Я не уверен, что сегодня и каждый русский читатель не задумавшись объяснит, как понимать “новый он принял венец” или что значит “пучок зари”. Кайль знает смысл подобных мест и если не проясняет их для читателя-немца самим переводом, потому что не хочет жертвовать легкостью стиха и построчным соответствием подлиннику, то в комментарии он все-таки дает нужное пояснение, лишний раз подтверждая свою историко-литературную компетентность и свою переводческую взыскательность. “Русское слово “венец”, — пишет он, — может означать и “венчик”, и “корона”. Я думаю о “Jungfernkranz” (“венец невесты”, “брачный венец”. — С. А.), но мне нужно было односложное слово”. Кайль перевел “Kranz”.

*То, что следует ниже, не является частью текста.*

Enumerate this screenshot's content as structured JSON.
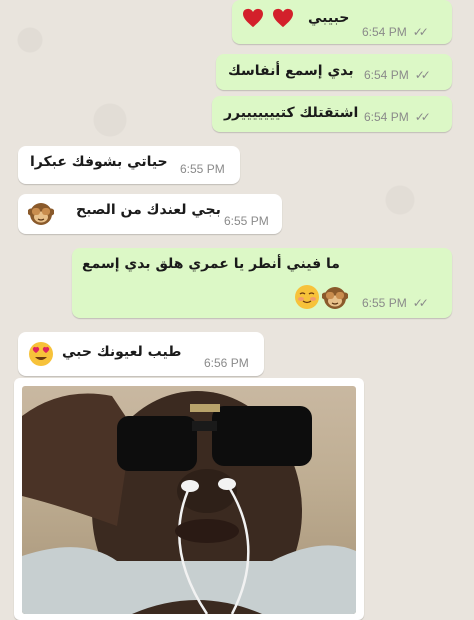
{
  "messages": [
    {
      "direction": "outgoing",
      "text": "حبيبي",
      "time": "6:54 PM",
      "status": "read",
      "emoji": [
        "heart",
        "heart"
      ]
    },
    {
      "direction": "outgoing",
      "text": "بدي إسمع أنفاسك",
      "time": "6:54 PM",
      "status": "read"
    },
    {
      "direction": "outgoing",
      "text": "اشتقتلك كتيييييييرر",
      "time": "6:54 PM",
      "status": "read"
    },
    {
      "direction": "incoming",
      "text": "حياتي بشوفك عبكرا",
      "time": "6:55 PM"
    },
    {
      "direction": "incoming",
      "text": "بجي لعندك من الصبح",
      "time": "6:55 PM",
      "emoji": [
        "see-no-evil-monkey"
      ]
    },
    {
      "direction": "outgoing",
      "text": "ما فيني أنطر يا عمري هلق بدي إسمع",
      "time": "6:55 PM",
      "status": "read",
      "emoji": [
        "smiling-blush",
        "see-no-evil-monkey"
      ]
    },
    {
      "direction": "incoming",
      "text": "طيب لعيونك حبي",
      "time": "6:56 PM",
      "emoji": [
        "heart-eyes"
      ]
    },
    {
      "direction": "incoming",
      "type": "photo",
      "description": ""
    }
  ],
  "ticks_glyph": "✓✓",
  "colors": {
    "outgoing_bubble": "#dcf8c6",
    "incoming_bubble": "#ffffff",
    "meta_text": "#8a8a8a"
  }
}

Рискну признаться, я не уверен, что стихи вообще переводимы, а тем более стихи гениальные. Полагаю, что “роман в стихах”, то есть произведение с фабулой, сюжетом, действующими лицами, психологическими портретами, картинами быта, более все-таки благоприятный, при всех лирических отступлениях, для переводчика жанр, чем чистая лирика. Но когда я перечитывал строки, предваряющие “Письмо Татьяны к Онегину”:
Но вот
Неполный, слабый перевод,
С живой картины список бледный,
Или разыгранный Фрейшиц
Перстами робких учениц, —я думал, что к работе Кайля можно приложить только антонимы всех этих эпитетов. Сильный, яркий, умелый и смелый перевод, с которым можно поздравить и Рольфа-Дитриха Кайля, и немецких читателей.